Elektrogeräte, die in Deutschland in Verkehr gebracht werden, sind mit einer Herstellerangabe nach § 7 ElektroG zu versehen. Diese muss dauerhaft mit dem Gerät verbunden sein. Streitig war bis zuletzt immer wieder, ob kleine Klebefähnchen diesem Kriterium genügen. Außerdem war im Streit, ob es sich bei der Vorschrift um eine Marktverhaltensregel handelt, die auch von Mitbewerbern abgemahnt werden kann. Der BGH hat hier nun eine Entscheidung getroffen (BGH, Urteil vom 09.07.2015 – I ZR 224/13).

Deren wichtigster, weil allgemein gültiger Inhalt: Bei der Kennzeichnungspflicht nach § 7 ElektroG (der im Übrigen auch nach der Novellierung des ElektroG Ende 2015 praktisch unverändert fortgelten wird) handelt es sich um eine Marktverhaltensregel i.S.d. § 4 Nr. 11 UWG. Die Konsequenz: Wer die Kennzeichnungspflicht nicht einhält, handelt wettbewerbswidrig. Wettbewerbsverstöße können dann insbesondere auch vonseiten der Mitbewerber sowie von Wettbewerbsvereinen abgemahnt und ggf. auch vor Gericht weiter verfolgt werden.

Das Argument des BGH: Wer gegen die Kennzeichnungspflicht verstößt, verschaffe sich einen Vorteil im Wettbewerb. Denn wenn deswegen unter Umständen Altgeräte nicht dem richtigen Hersteller zugeordnet werden können, müsste letztlich die Gemeinschaft aller Hersteller für deren fachgerechte Entsorgung geradestehen.
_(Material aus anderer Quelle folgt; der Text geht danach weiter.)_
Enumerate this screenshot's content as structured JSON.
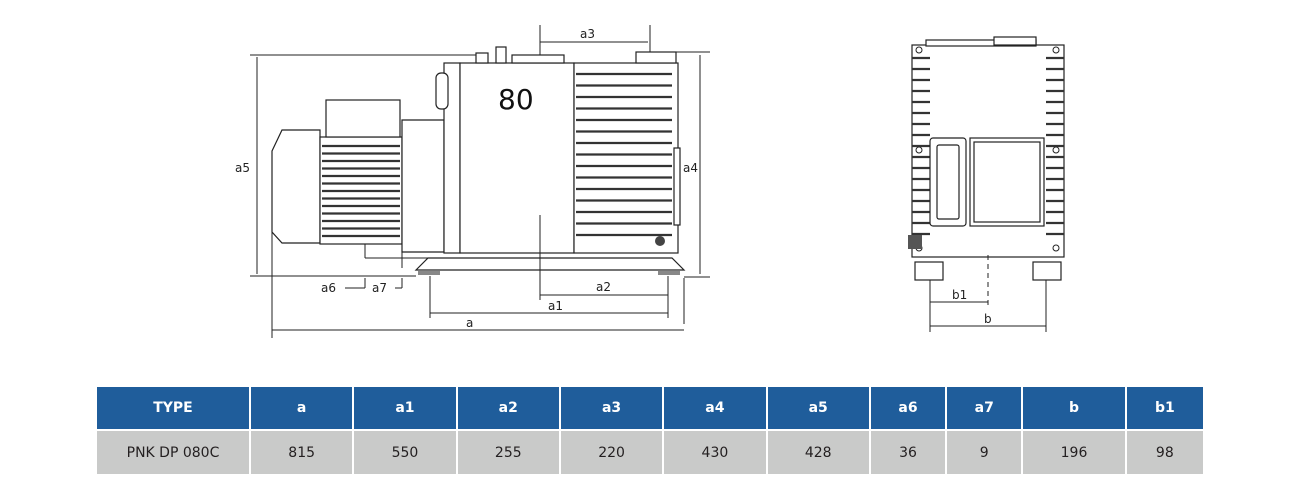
{
  "drawing": {
    "model_number": "80",
    "labels": {
      "a": "a",
      "a1": "a1",
      "a2": "a2",
      "a3": "a3",
      "a4": "a4",
      "a5": "a5",
      "a6": "a6",
      "a7": "a7",
      "b": "b",
      "b1": "b1"
    }
  },
  "table": {
    "headers": [
      "TYPE",
      "a",
      "a1",
      "a2",
      "a3",
      "a4",
      "a5",
      "a6",
      "a7",
      "b",
      "b1"
    ],
    "rows": [
      [
        "PNK DP 080C",
        "815",
        "550",
        "255",
        "220",
        "430",
        "428",
        "36",
        "9",
        "196",
        "98"
      ]
    ]
  },
  "colors": {
    "header_bg": "#1f5d9b",
    "row_bg": "#c9cac9"
  }
}
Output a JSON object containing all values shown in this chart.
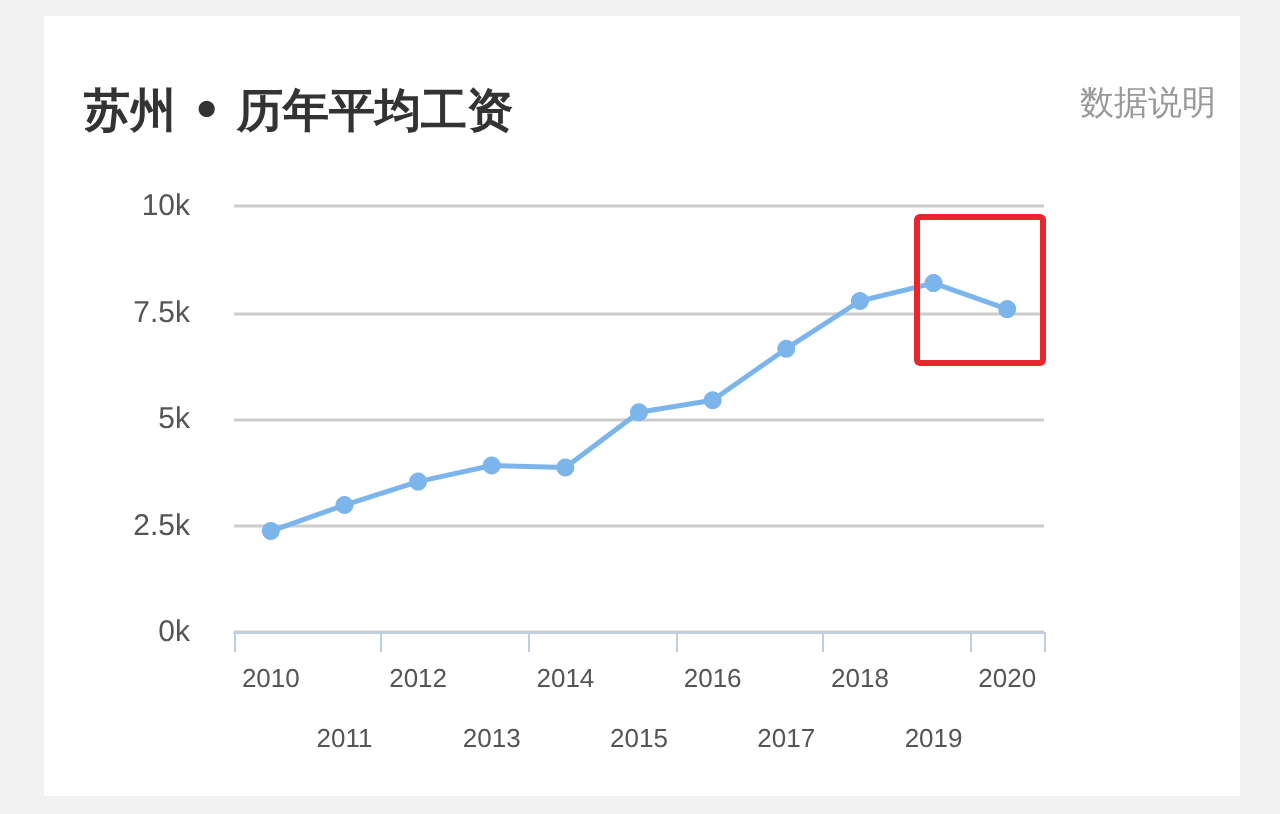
{
  "chart_data": {
    "type": "line",
    "title": "苏州 • 历年平均工资",
    "annotations": [
      "数据说明"
    ],
    "categories": [
      "2010",
      "2011",
      "2012",
      "2013",
      "2014",
      "2015",
      "2016",
      "2017",
      "2018",
      "2019",
      "2020"
    ],
    "series": [
      {
        "color": "#7cb5ec",
        "values": [
          2370,
          2980,
          3530,
          3910,
          3860,
          5160,
          5440,
          6650,
          7770,
          8190,
          7580
        ]
      }
    ],
    "ylim": [
      0,
      10000
    ],
    "yticks": [
      {
        "value": 0,
        "label": "0k"
      },
      {
        "value": 2500,
        "label": "2.5k"
      },
      {
        "value": 5000,
        "label": "5k"
      },
      {
        "value": 7500,
        "label": "7.5k"
      },
      {
        "value": 10000,
        "label": "10k"
      }
    ],
    "grid": "y",
    "marker": "circle",
    "line_style": "solid"
  }
}
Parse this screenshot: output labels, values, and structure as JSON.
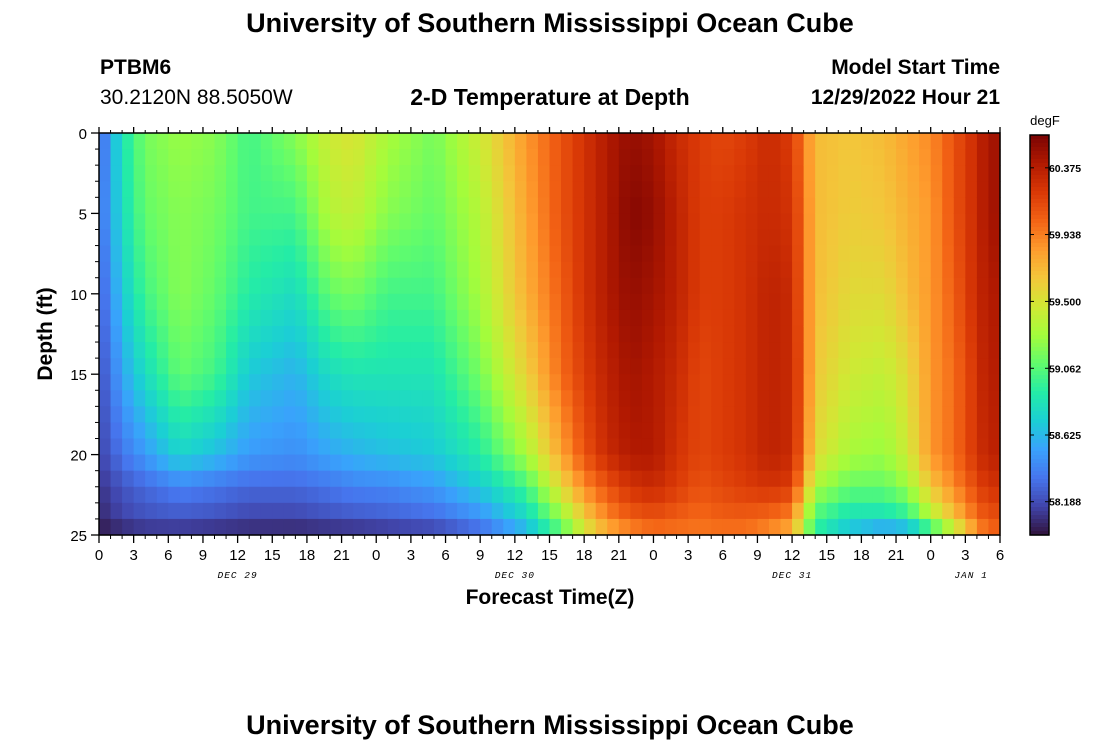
{
  "header": {
    "title": "University of Southern Mississippi Ocean Cube",
    "station_id": "PTBM6",
    "coords": "30.2120N  88.5050W",
    "plot_title": "2-D Temperature at Depth",
    "model_start_label": "Model Start Time",
    "model_start_value": "12/29/2022 Hour 21"
  },
  "footer": {
    "title": "University of Southern Mississippi Ocean Cube"
  },
  "colors": {
    "palette": [
      "#30123b",
      "#4145ab",
      "#4675ed",
      "#39a2fc",
      "#1bcfd4",
      "#24eca6",
      "#61fc6c",
      "#a4fc3b",
      "#d1e834",
      "#f3c63a",
      "#fe9b2d",
      "#f36315",
      "#d93806",
      "#b11901",
      "#7a0403"
    ]
  },
  "chart_data": {
    "type": "heatmap",
    "title": "2-D Temperature at Depth",
    "xlabel": "Forecast Time(Z)",
    "ylabel": "Depth (ft)",
    "x_range_hours": [
      0,
      78
    ],
    "ylim": [
      0,
      25
    ],
    "y_ticks": [
      0,
      5,
      10,
      15,
      20,
      25
    ],
    "x_tick_labels": [
      "0",
      "3",
      "6",
      "9",
      "12",
      "15",
      "18",
      "21",
      "0",
      "3",
      "6",
      "9",
      "12",
      "15",
      "18",
      "21",
      "0",
      "3",
      "6",
      "9",
      "12",
      "15",
      "18",
      "21",
      "0",
      "3",
      "6"
    ],
    "day_labels": [
      {
        "text": "DEC 29",
        "hour": 12
      },
      {
        "text": "DEC 30",
        "hour": 36
      },
      {
        "text": "DEC 31",
        "hour": 60
      },
      {
        "text": "JAN 1",
        "hour": 75.5
      }
    ],
    "colorbar": {
      "unit": "degF",
      "min": 57.97,
      "max": 60.59,
      "tick_labels": [
        "60.375",
        "59.938",
        "59.500",
        "59.062",
        "58.625",
        "58.188"
      ]
    },
    "time_hours": [
      0,
      1,
      2,
      4,
      7,
      10,
      13,
      17,
      20,
      22,
      25,
      29,
      33,
      37,
      40,
      42,
      44,
      46,
      48,
      50,
      52,
      54,
      56,
      58,
      60,
      61,
      62,
      65,
      68,
      70,
      72,
      74,
      76,
      77,
      78
    ],
    "depths_ft": [
      0,
      5,
      10,
      15,
      20,
      22,
      24,
      25
    ],
    "temperature_degF": [
      [
        58.25,
        58.3,
        58.25,
        58.2,
        58.15,
        58.1,
        58.05,
        57.98
      ],
      [
        58.55,
        58.55,
        58.45,
        58.35,
        58.25,
        58.15,
        58.1,
        58.0
      ],
      [
        58.85,
        58.8,
        58.7,
        58.55,
        58.35,
        58.22,
        58.15,
        58.02
      ],
      [
        59.15,
        59.1,
        59.0,
        58.8,
        58.5,
        58.3,
        58.2,
        58.05
      ],
      [
        59.25,
        59.2,
        59.2,
        59.1,
        58.75,
        58.4,
        58.22,
        58.05
      ],
      [
        59.2,
        59.15,
        59.1,
        59.0,
        58.65,
        58.35,
        58.2,
        58.03
      ],
      [
        59.0,
        59.0,
        58.9,
        58.7,
        58.5,
        58.3,
        58.15,
        58.03
      ],
      [
        59.2,
        59.0,
        58.8,
        58.6,
        58.45,
        58.3,
        58.15,
        58.02
      ],
      [
        59.45,
        59.35,
        59.1,
        58.8,
        58.55,
        58.35,
        58.2,
        58.02
      ],
      [
        59.5,
        59.4,
        59.15,
        58.85,
        58.6,
        58.4,
        58.22,
        58.03
      ],
      [
        59.3,
        59.2,
        59.0,
        58.85,
        58.65,
        58.42,
        58.25,
        58.05
      ],
      [
        59.15,
        59.1,
        59.0,
        58.85,
        58.7,
        58.5,
        58.3,
        58.1
      ],
      [
        59.45,
        59.35,
        59.3,
        59.15,
        58.9,
        58.7,
        58.45,
        58.25
      ],
      [
        59.85,
        59.8,
        59.75,
        59.6,
        59.3,
        59.0,
        58.75,
        58.55
      ],
      [
        60.1,
        60.1,
        60.05,
        60.0,
        59.8,
        59.55,
        59.2,
        59.0
      ],
      [
        60.25,
        60.25,
        60.25,
        60.2,
        60.1,
        59.9,
        59.6,
        59.4
      ],
      [
        60.4,
        60.4,
        60.4,
        60.35,
        60.3,
        60.1,
        59.9,
        59.7
      ],
      [
        60.5,
        60.55,
        60.5,
        60.45,
        60.4,
        60.25,
        60.05,
        59.85
      ],
      [
        60.45,
        60.5,
        60.45,
        60.4,
        60.4,
        60.3,
        60.1,
        59.95
      ],
      [
        60.3,
        60.35,
        60.35,
        60.3,
        60.25,
        60.2,
        60.05,
        59.95
      ],
      [
        60.2,
        60.2,
        60.2,
        60.15,
        60.15,
        60.1,
        60.0,
        59.95
      ],
      [
        60.15,
        60.2,
        60.2,
        60.2,
        60.2,
        60.15,
        60.05,
        59.95
      ],
      [
        60.2,
        60.25,
        60.25,
        60.25,
        60.25,
        60.2,
        60.05,
        59.95
      ],
      [
        60.3,
        60.3,
        60.35,
        60.35,
        60.35,
        60.25,
        60.0,
        59.85
      ],
      [
        60.2,
        60.25,
        60.3,
        60.3,
        60.3,
        60.2,
        59.9,
        59.7
      ],
      [
        59.95,
        60.0,
        60.0,
        60.05,
        60.0,
        59.8,
        59.4,
        59.3
      ],
      [
        59.7,
        59.7,
        59.7,
        59.65,
        59.55,
        59.3,
        59.0,
        58.9
      ],
      [
        59.65,
        59.62,
        59.55,
        59.45,
        59.3,
        59.1,
        58.8,
        58.6
      ],
      [
        59.7,
        59.65,
        59.55,
        59.4,
        59.25,
        59.1,
        58.8,
        58.4
      ],
      [
        59.8,
        59.75,
        59.7,
        59.55,
        59.45,
        59.25,
        58.9,
        58.45
      ],
      [
        59.9,
        59.85,
        59.85,
        59.85,
        59.85,
        59.65,
        59.3,
        58.8
      ],
      [
        60.1,
        60.1,
        60.05,
        60.0,
        60.0,
        59.9,
        59.65,
        59.25
      ],
      [
        60.3,
        60.3,
        60.3,
        60.25,
        60.25,
        60.15,
        60.0,
        59.8
      ],
      [
        60.45,
        60.45,
        60.4,
        60.4,
        60.35,
        60.25,
        60.1,
        60.0
      ],
      [
        60.45,
        60.45,
        60.4,
        60.35,
        60.35,
        60.25,
        60.1,
        60.0
      ]
    ]
  }
}
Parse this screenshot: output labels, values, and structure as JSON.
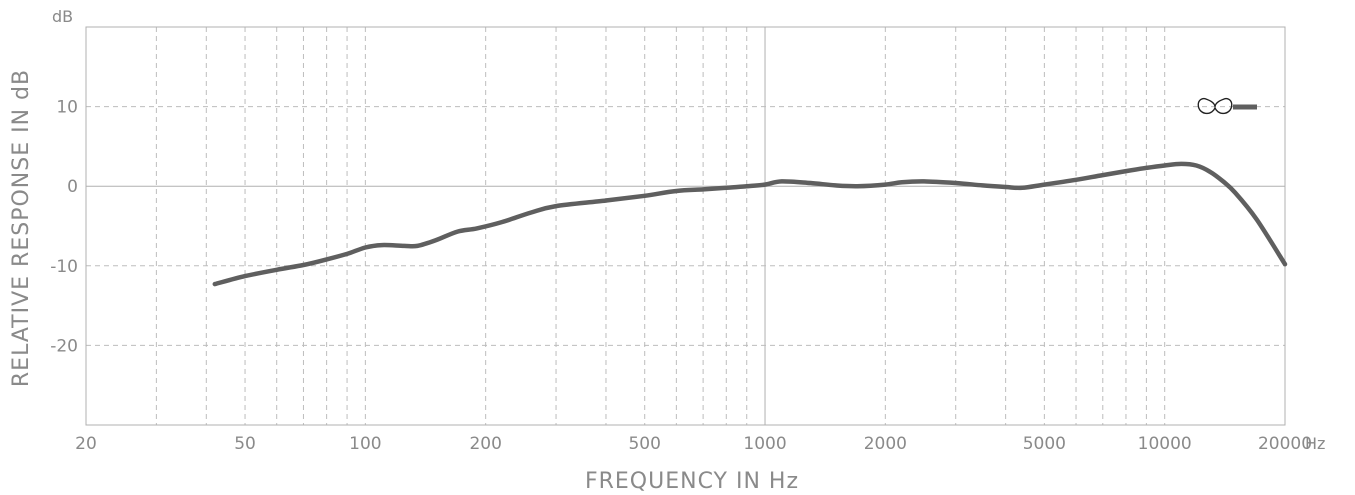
{
  "chart_data": {
    "type": "line",
    "x_scale": "log",
    "xlim": [
      20,
      20000
    ],
    "ylim": [
      -30,
      20
    ],
    "xlabel": "FREQUENCY  IN  Hz",
    "ylabel": "RELATIVE RESPONSE  IN  dB",
    "y_unit": "dB",
    "x_unit": "Hz",
    "x_ticks": [
      {
        "value": 20,
        "label": "20"
      },
      {
        "value": 50,
        "label": "50"
      },
      {
        "value": 100,
        "label": "100"
      },
      {
        "value": 200,
        "label": "200"
      },
      {
        "value": 500,
        "label": "500"
      },
      {
        "value": 1000,
        "label": "1000"
      },
      {
        "value": 2000,
        "label": "2000"
      },
      {
        "value": 5000,
        "label": "5000"
      },
      {
        "value": 10000,
        "label": "10000"
      },
      {
        "value": 20000,
        "label": "20000"
      }
    ],
    "y_ticks": [
      {
        "value": 10,
        "label": "10"
      },
      {
        "value": 0,
        "label": "0"
      },
      {
        "value": -10,
        "label": "-10"
      },
      {
        "value": -20,
        "label": "-20"
      }
    ],
    "grid": true,
    "legend": {
      "position": "top-right",
      "symbol": "cardioid-icon"
    },
    "series": [
      {
        "color": "#5f5f5f",
        "x": [
          42,
          50,
          60,
          70,
          80,
          90,
          100,
          110,
          125,
          135,
          150,
          170,
          190,
          220,
          260,
          300,
          400,
          500,
          600,
          700,
          800,
          900,
          1000,
          1100,
          1300,
          1500,
          1700,
          2000,
          2200,
          2500,
          3000,
          3500,
          4000,
          4400,
          5000,
          6000,
          7000,
          8000,
          9000,
          10000,
          11000,
          12000,
          13000,
          14000,
          15000,
          17000,
          20000
        ],
        "y": [
          -12.3,
          -11.3,
          -10.5,
          -9.9,
          -9.2,
          -8.5,
          -7.7,
          -7.4,
          -7.5,
          -7.5,
          -6.8,
          -5.7,
          -5.3,
          -4.5,
          -3.3,
          -2.5,
          -1.8,
          -1.2,
          -0.6,
          -0.4,
          -0.2,
          0.0,
          0.2,
          0.6,
          0.4,
          0.1,
          0.0,
          0.2,
          0.5,
          0.6,
          0.4,
          0.1,
          -0.1,
          -0.2,
          0.2,
          0.8,
          1.4,
          1.9,
          2.3,
          2.6,
          2.8,
          2.6,
          1.8,
          0.6,
          -0.8,
          -4.2,
          -9.8
        ]
      }
    ]
  }
}
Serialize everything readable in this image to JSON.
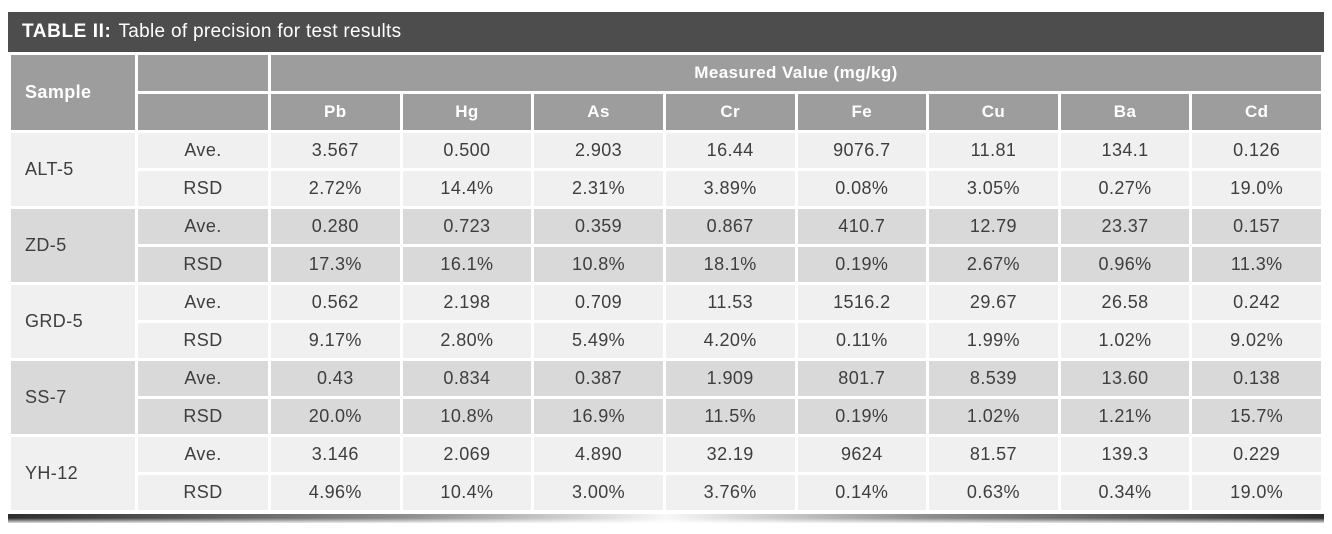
{
  "title": {
    "label": "TABLE II:",
    "text": "Table of precision for test results"
  },
  "header": {
    "sample": "Sample",
    "measured": "Measured Value (mg/kg)",
    "elements": [
      "Pb",
      "Hg",
      "As",
      "Cr",
      "Fe",
      "Cu",
      "Ba",
      "Cd"
    ]
  },
  "row_labels": {
    "ave": "Ave.",
    "rsd": "RSD"
  },
  "rows": [
    {
      "sample": "ALT-5",
      "shade": "light",
      "ave": [
        "3.567",
        "0.500",
        "2.903",
        "16.44",
        "9076.7",
        "11.81",
        "134.1",
        "0.126"
      ],
      "rsd": [
        "2.72%",
        "14.4%",
        "2.31%",
        "3.89%",
        "0.08%",
        "3.05%",
        "0.27%",
        "19.0%"
      ]
    },
    {
      "sample": "ZD-5",
      "shade": "dark",
      "ave": [
        "0.280",
        "0.723",
        "0.359",
        "0.867",
        "410.7",
        "12.79",
        "23.37",
        "0.157"
      ],
      "rsd": [
        "17.3%",
        "16.1%",
        "10.8%",
        "18.1%",
        "0.19%",
        "2.67%",
        "0.96%",
        "11.3%"
      ]
    },
    {
      "sample": "GRD-5",
      "shade": "light",
      "ave": [
        "0.562",
        "2.198",
        "0.709",
        "11.53",
        "1516.2",
        "29.67",
        "26.58",
        "0.242"
      ],
      "rsd": [
        "9.17%",
        "2.80%",
        "5.49%",
        "4.20%",
        "0.11%",
        "1.99%",
        "1.02%",
        "9.02%"
      ]
    },
    {
      "sample": "SS-7",
      "shade": "dark",
      "ave": [
        "0.43",
        "0.834",
        "0.387",
        "1.909",
        "801.7",
        "8.539",
        "13.60",
        "0.138"
      ],
      "rsd": [
        "20.0%",
        "10.8%",
        "16.9%",
        "11.5%",
        "0.19%",
        "1.02%",
        "1.21%",
        "15.7%"
      ]
    },
    {
      "sample": "YH-12",
      "shade": "light",
      "ave": [
        "3.146",
        "2.069",
        "4.890",
        "32.19",
        "9624",
        "81.57",
        "139.3",
        "0.229"
      ],
      "rsd": [
        "4.96%",
        "10.4%",
        "3.00%",
        "3.76%",
        "0.14%",
        "0.63%",
        "0.34%",
        "19.0%"
      ]
    }
  ],
  "colors": {
    "title_bar": "#4d4d4d",
    "header_gray": "#9d9d9d",
    "row_light": "#f0f0f0",
    "row_dark": "#d9d9d9",
    "body_text": "#3e3e3e",
    "cell_border": "#ffffff"
  },
  "chart_data": {
    "type": "table",
    "title": "TABLE II: Table of precision for test results",
    "columns": [
      "Sample",
      "",
      "Pb",
      "Hg",
      "As",
      "Cr",
      "Fe",
      "Cu",
      "Ba",
      "Cd"
    ],
    "column_group": "Measured Value (mg/kg)",
    "rows": [
      [
        "ALT-5",
        "Ave.",
        "3.567",
        "0.500",
        "2.903",
        "16.44",
        "9076.7",
        "11.81",
        "134.1",
        "0.126"
      ],
      [
        "ALT-5",
        "RSD",
        "2.72%",
        "14.4%",
        "2.31%",
        "3.89%",
        "0.08%",
        "3.05%",
        "0.27%",
        "19.0%"
      ],
      [
        "ZD-5",
        "Ave.",
        "0.280",
        "0.723",
        "0.359",
        "0.867",
        "410.7",
        "12.79",
        "23.37",
        "0.157"
      ],
      [
        "ZD-5",
        "RSD",
        "17.3%",
        "16.1%",
        "10.8%",
        "18.1%",
        "0.19%",
        "2.67%",
        "0.96%",
        "11.3%"
      ],
      [
        "GRD-5",
        "Ave.",
        "0.562",
        "2.198",
        "0.709",
        "11.53",
        "1516.2",
        "29.67",
        "26.58",
        "0.242"
      ],
      [
        "GRD-5",
        "RSD",
        "9.17%",
        "2.80%",
        "5.49%",
        "4.20%",
        "0.11%",
        "1.99%",
        "1.02%",
        "9.02%"
      ],
      [
        "SS-7",
        "Ave.",
        "0.43",
        "0.834",
        "0.387",
        "1.909",
        "801.7",
        "8.539",
        "13.60",
        "0.138"
      ],
      [
        "SS-7",
        "RSD",
        "20.0%",
        "10.8%",
        "16.9%",
        "11.5%",
        "0.19%",
        "1.02%",
        "1.21%",
        "15.7%"
      ],
      [
        "YH-12",
        "Ave.",
        "3.146",
        "2.069",
        "4.890",
        "32.19",
        "9624",
        "81.57",
        "139.3",
        "0.229"
      ],
      [
        "YH-12",
        "RSD",
        "4.96%",
        "10.4%",
        "3.00%",
        "3.76%",
        "0.14%",
        "0.63%",
        "0.34%",
        "19.0%"
      ]
    ]
  }
}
Einen Verstoß gegen die Pflicht zur dauerhaften Kennzeichnung erkennt der BGH dann auch noch. Und zwar dadurch, dass an den streitgegenständlichen Kopfhörern der Herstellerhinweis lediglich durch ein kleines, um das Kabel herumgewickeltes Klebefähnchen erfolgte. Dies sei keine dauerhafte Kennzeichnung i.S.d. ElektroG und der zugrundeliegenden Richtlinie der EU. Denn das Klebefähnchen könne leicht, z.B. mit einer Schere entfernt werden.

Hersteller von Elektrogeräten sollten danach ihre Kennzeichnungspraktiken nochmals unter die Lupe nehmen. Neben behördlichen Maßnahmen sind bei Verstößen nun auch zweifelsohne Abmahnungen durch Mitbewerber und Wettbewerbsvereine zu befürchten.